During a re-enactment that was used as evidence by the defense during the trial, hunting guide Lambert Greene and Reg White owner of the Moosehead Lodge where the Harshbargers stayed during their trip, said what they saw through Harshbarger's rifle scope looked more animal than human. Police who conducted two re-enactments said that all they could make out through Mary Beth's rifle scope was a “black mass” and that it was “plausible” that she thought she was aiming at a bear. The prosecution argued that Mary Beth knew her husband was in those woods, and that it was possible he would be emerging from the site at any time, wearing dark clothing.

In Mary Beth's defense, Dr. Denic, the pathologist that conducted an autopsy on Mark Harshbarger after his fatal accident concluded that Mark was most likely leaning or hunched over when he was struck by the bullet. The issue of his posture was significant to the trial as Mary Beth had steadily maintained that she thought her husband was a black bear. Several witnesses during the trial suggested that it was too dark for any hunter to have shot with confidence.

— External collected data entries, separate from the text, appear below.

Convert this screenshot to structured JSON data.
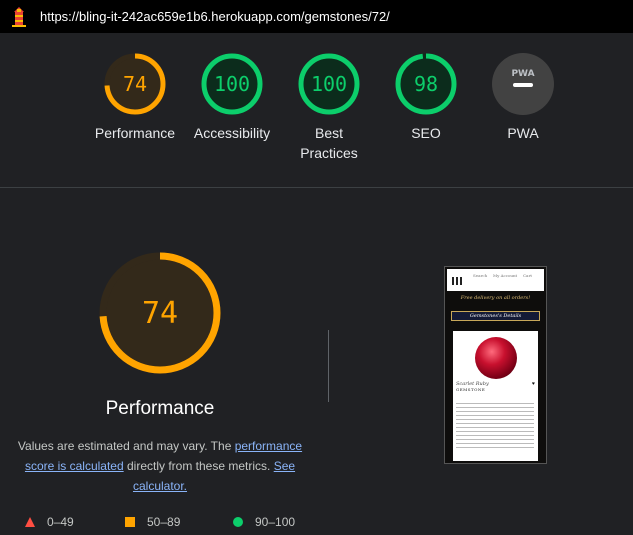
{
  "url": "https://bling-it-242ac659e1b6.herokuapp.com/gemstones/72/",
  "categories": [
    {
      "label": "Performance",
      "score": "74",
      "value": 74,
      "color": "#ffa400",
      "fill": "#33291a"
    },
    {
      "label": "Accessibility",
      "score": "100",
      "value": 100,
      "color": "#0cce6b",
      "fill": "#0c2c1c"
    },
    {
      "label": "Best Practices",
      "score": "100",
      "value": 100,
      "color": "#0cce6b",
      "fill": "#0c2c1c"
    },
    {
      "label": "SEO",
      "score": "98",
      "value": 98,
      "color": "#0cce6b",
      "fill": "#0c2c1c"
    },
    {
      "label": "PWA",
      "score": "PWA",
      "value": null,
      "color": "#5f6368",
      "fill": "#424242"
    }
  ],
  "main": {
    "score": "74",
    "value": 74,
    "title": "Performance",
    "estimate_prefix": "Values are estimated and may vary. The ",
    "estimate_link1": "performance score is calculated",
    "estimate_middle": " directly from these metrics. ",
    "estimate_link2": "See calculator."
  },
  "legend": [
    {
      "range": "0–49",
      "icon": "triangle-icon",
      "color": "#ff4e42"
    },
    {
      "range": "50–89",
      "icon": "square-icon",
      "color": "#ffa400"
    },
    {
      "range": "90–100",
      "icon": "circle-icon",
      "color": "#0cce6b"
    }
  ],
  "screenshot": {
    "nav_items": [
      "Search",
      "My Account",
      "Cart"
    ],
    "banner": "Free delivery on all orders!",
    "bar_title": "Gemstones's Details",
    "gem_title": "Scarlet Ruby",
    "gem_category": "GEMSTONE"
  }
}
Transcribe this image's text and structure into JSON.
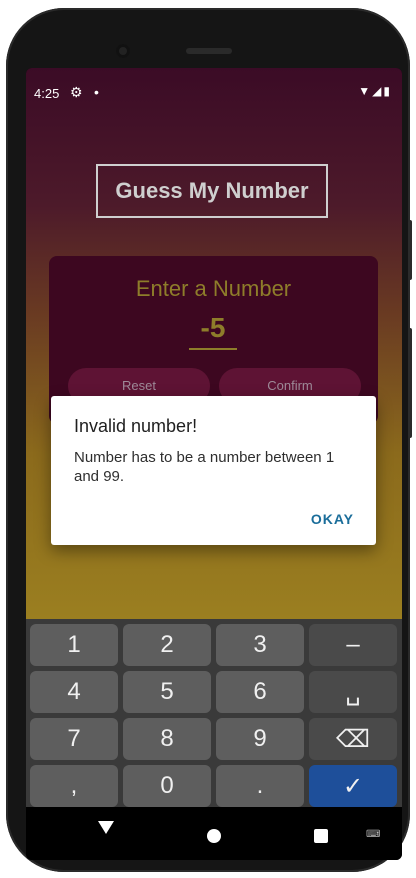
{
  "status_bar": {
    "time": "4:25",
    "icons": [
      "settings-icon",
      "notification-dot-icon",
      "wifi-icon",
      "signal-icon",
      "battery-icon"
    ]
  },
  "app": {
    "title": "Guess My Number",
    "input_label": "Enter a Number",
    "input_value": "-5",
    "buttons": {
      "reset": "Reset",
      "confirm": "Confirm"
    }
  },
  "dialog": {
    "title": "Invalid number!",
    "message": "Number has to be a number between 1 and 99.",
    "button": "OKAY"
  },
  "keyboard": {
    "rows": [
      [
        "1",
        "2",
        "3",
        "–"
      ],
      [
        "4",
        "5",
        "6",
        "␣"
      ],
      [
        "7",
        "8",
        "9",
        "⌫"
      ],
      [
        ",",
        "0",
        ".",
        "✓"
      ]
    ]
  },
  "colors": {
    "accent": "#8e7d2a",
    "card_bg": "#3d0720",
    "done_key": "#1e4f9a",
    "dialog_button": "#1a6d9a"
  }
}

Mary Beth was found not guilty of criminal negligence causing death in the shooting death of her husband. Justice Richard LeBlanc concluded that the Crown had failed to prove Harshbarger displayed a complete disregard for the safety of others, and that the death was “a result of an accident and nothing more”.

==Controversy==
While Mary Beth believed she shot at a bear and that her mistake could be attributed to her poor visibility and Mark's dark clothing and was found not guilty by a judge, the Harshbarger family has insisted that the shooting was deliberate. Mark's father Leonard Harshbarger was quoted in the media as saying "It isn't an accident to mistake someone for something else and kill him. That's a negligent act…"

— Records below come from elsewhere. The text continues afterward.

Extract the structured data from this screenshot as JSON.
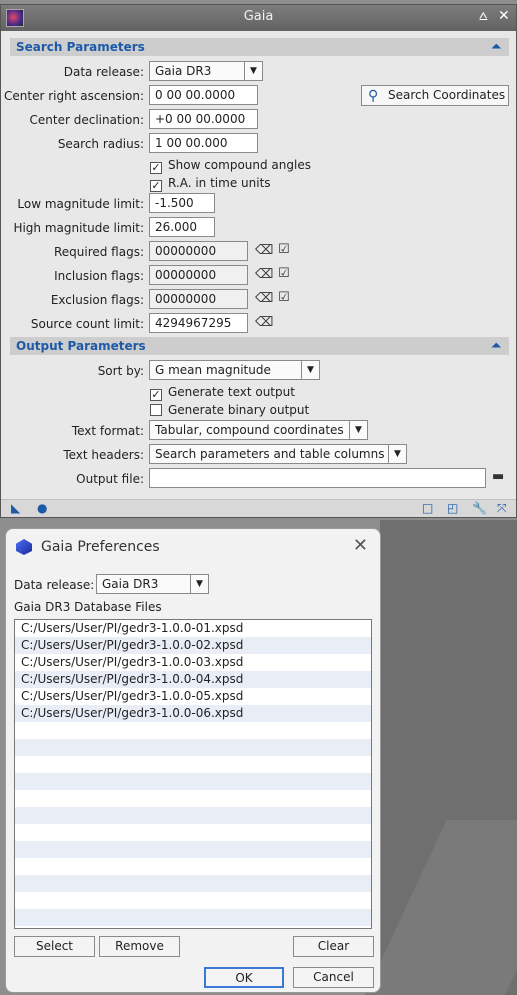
{
  "gaia": {
    "title": "Gaia",
    "search_section": "Search Parameters",
    "labels": {
      "data_release": "Data release:",
      "center_ra": "Center right ascension:",
      "center_dec": "Center declination:",
      "search_radius": "Search radius:",
      "low_mag": "Low magnitude limit:",
      "high_mag": "High magnitude limit:",
      "required_flags": "Required flags:",
      "inclusion_flags": "Inclusion flags:",
      "exclusion_flags": "Exclusion flags:",
      "source_count": "Source count limit:"
    },
    "values": {
      "data_release": "Gaia DR3",
      "center_ra": "0 00 00.0000",
      "center_dec": "+0 00 00.0000",
      "search_radius": "1 00 00.000",
      "low_mag": "-1.500",
      "high_mag": "26.000",
      "required_flags": "00000000",
      "inclusion_flags": "00000000",
      "exclusion_flags": "00000000",
      "source_count": "4294967295"
    },
    "search_button": "Search Coordinates",
    "show_compound_angles": "Show compound angles",
    "ra_time_units": "R.A. in time units",
    "output_section": "Output Parameters",
    "out_labels": {
      "sort_by": "Sort by:",
      "text_format": "Text format:",
      "text_headers": "Text headers:",
      "output_file": "Output file:"
    },
    "out_values": {
      "sort_by": "G mean magnitude",
      "text_format": "Tabular, compound coordinates",
      "text_headers": "Search parameters and table columns",
      "output_file": ""
    },
    "generate_text": "Generate text output",
    "generate_binary": "Generate binary output"
  },
  "prefs": {
    "title": "Gaia Preferences",
    "data_release_label": "Data release:",
    "data_release_value": "Gaia DR3",
    "files_label": "Gaia DR3 Database Files",
    "files": [
      "C:/Users/User/PI/gedr3-1.0.0-01.xpsd",
      "C:/Users/User/PI/gedr3-1.0.0-02.xpsd",
      "C:/Users/User/PI/gedr3-1.0.0-03.xpsd",
      "C:/Users/User/PI/gedr3-1.0.0-04.xpsd",
      "C:/Users/User/PI/gedr3-1.0.0-05.xpsd",
      "C:/Users/User/PI/gedr3-1.0.0-06.xpsd"
    ],
    "buttons": {
      "select": "Select",
      "remove": "Remove",
      "clear": "Clear",
      "ok": "OK",
      "cancel": "Cancel"
    }
  },
  "icons": [
    "gaia-app-icon",
    "shade-icon",
    "close-icon",
    "collapse-icon",
    "search-icon",
    "clear-field-icon",
    "flags-edit-icon",
    "folder-icon",
    "new-instance-icon",
    "apply-global-icon",
    "preview-icon",
    "reset-icon",
    "settings-icon",
    "expand-icon",
    "preferences-app-icon"
  ]
}
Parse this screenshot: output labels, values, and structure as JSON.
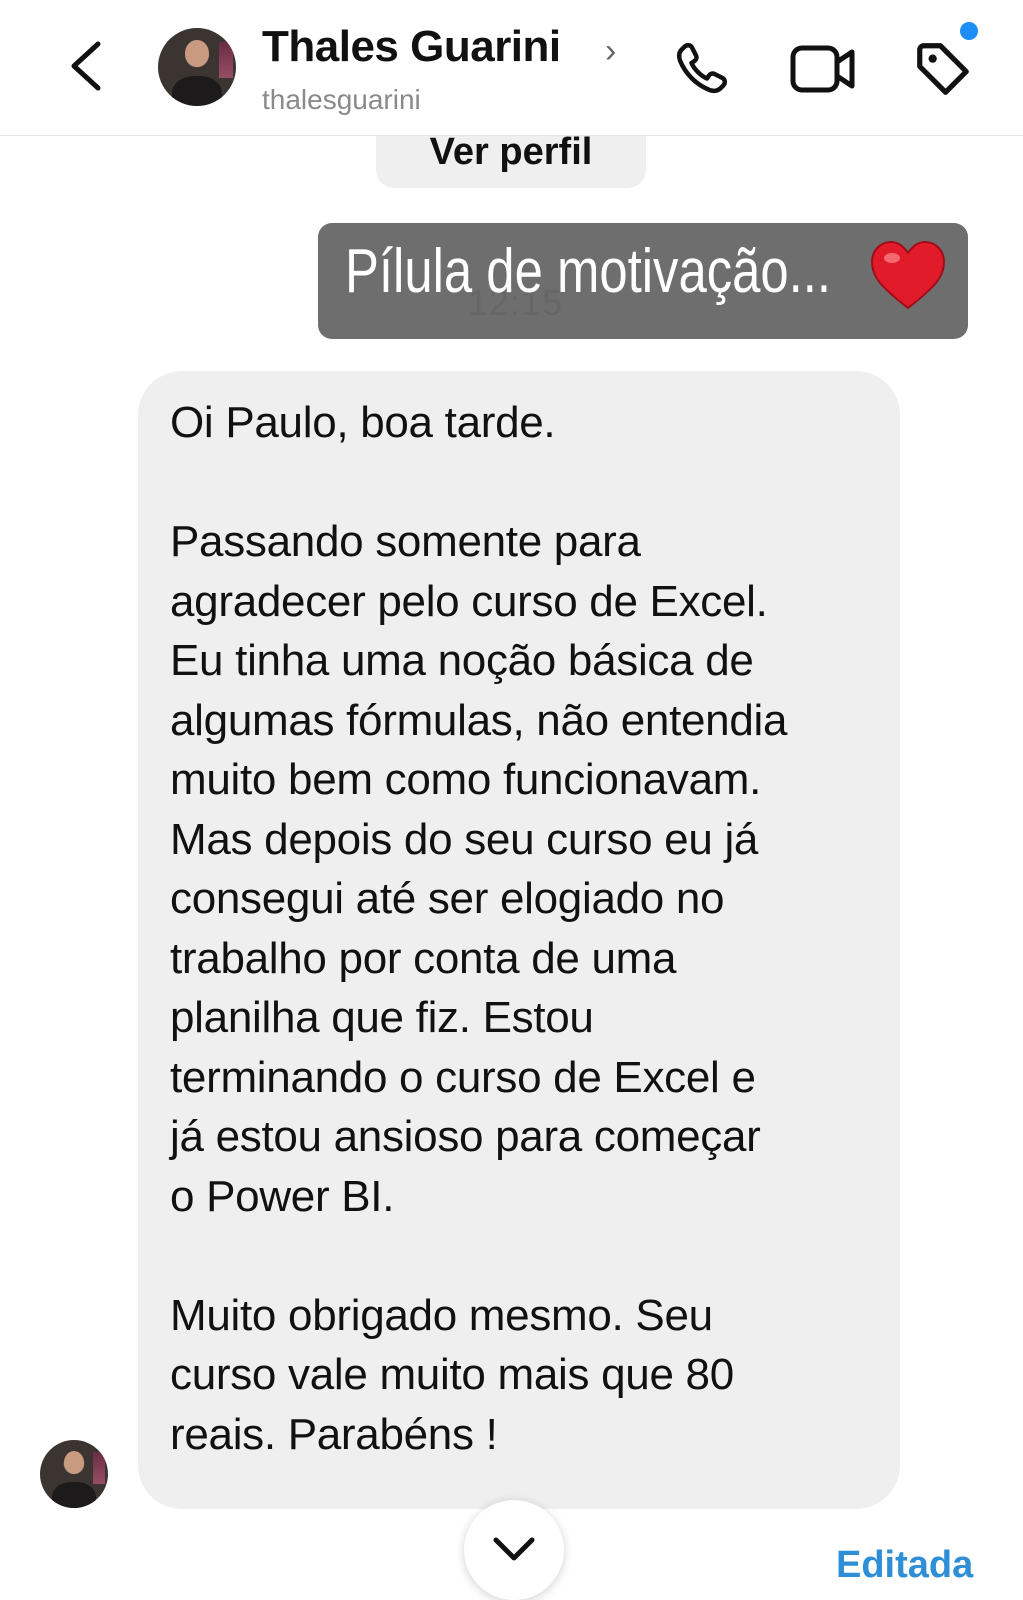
{
  "header": {
    "contact_name": "Thales Guarini",
    "username": "thalesguarini",
    "name_chevron": "›",
    "icons": [
      "back-arrow-icon",
      "phone-icon",
      "video-call-icon",
      "tag-icon"
    ],
    "notification_dot_color": "#1b8ef7"
  },
  "profile": {
    "view_profile_label": "Ver perfil"
  },
  "sent_message": {
    "text": "Pílula de motivação...",
    "emoji": "heart",
    "time": "12:15",
    "background": "#6e6e6e"
  },
  "received_message": {
    "text": "Oi Paulo, boa tarde.\n\nPassando somente para\nagradecer pelo curso de Excel.\nEu tinha uma noção básica de\nalgumas fórmulas, não entendia\nmuito bem como funcionavam.\nMas depois do seu curso eu já\nconsegui até ser elogiado no\ntrabalho por conta de uma\nplanilha que fiz. Estou\nterminando o curso de Excel e\njá estou ansioso para começar\no Power BI.\n\nMuito obrigado mesmo. Seu\ncurso vale muito mais que 80\nreais. Parabéns !",
    "status": "Editada"
  },
  "colors": {
    "accent": "#2f8fd6",
    "bubble": "#efefef"
  }
}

There are reports that Mary Beth and her husband Mark had increased their life insurance not long before the hunting trip. Mary Beth collected on life insurance policies worth $550,000 (US).

After Mark Harshbarger's death from injuries sustained during the shooting incident, his brother Barry Harshbarger moved into the marital home that his brother had shared with Mary Beth and Mary Beth and Barry began a relationship. However, when Mary Beth Harshbarger left the home to stand trial in Canada in May 2011, Barry Harshbarger engaged in a relationship with another woman.

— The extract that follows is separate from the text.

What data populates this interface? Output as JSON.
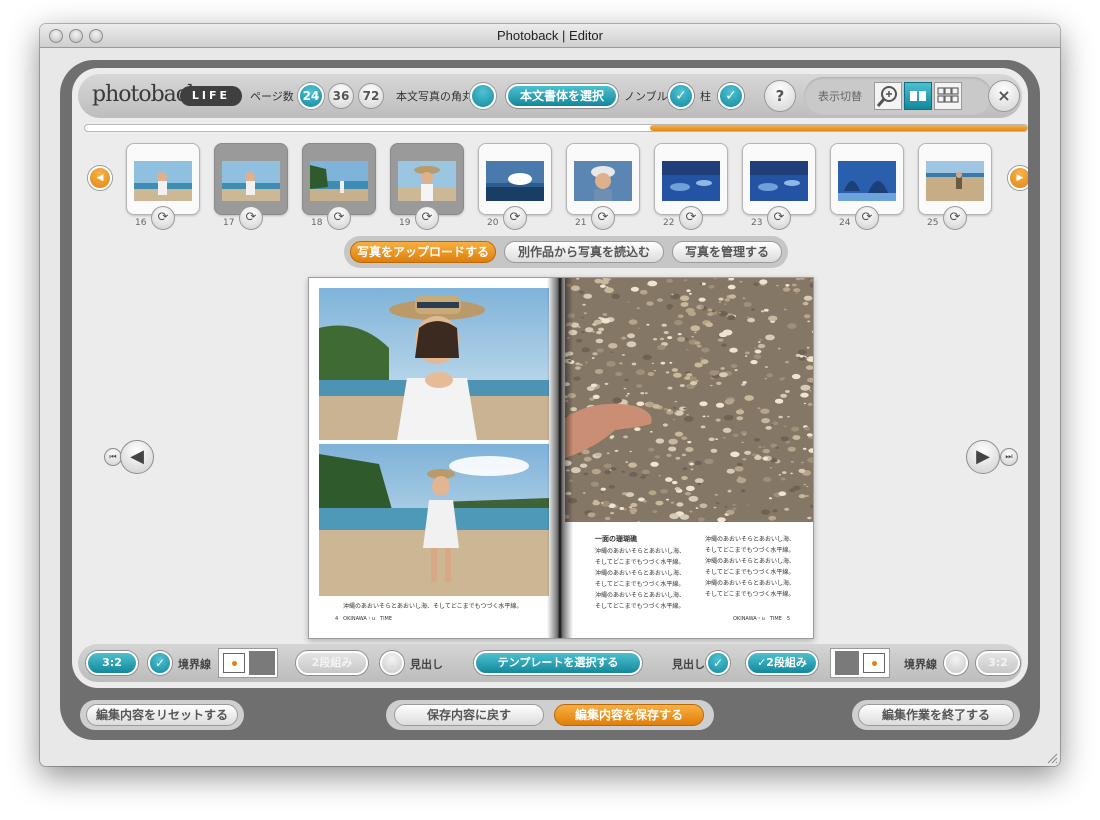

Following her acquittal and return to her home that Barry was still living in, on November 1, 2011, Barry Harshbarger obtained a temporary protection from abuse order (PFA) against Mary Beth, claiming that ‘I am in fear for my life', alleging she had unstable behaviour and past violence. In the order Barry Harshbarger claimed that Mary Beth had threatened him by pointing a loaded rifle at him at some point prior to October 18, 2011. At the hearing, the judge found that Barry's claims were inaccurate exaggerations and were not enough to keep the protective order in place.

==Media coverage==
The shooting incident and the subsequent trial garnered significant media interest. The story was televised by Dateline NBC under the title "As Darkness Fell", The Fifth Estate in a special entitled "Til Death Do Us Part" and Snapped titled "Mary Beth Harshbarger" on the Oxygen Network.

Outdoor Canada magazine conducted an in-depth investigative report into the story in their Winter 2010 issue entitled "Another Fine Day Afield".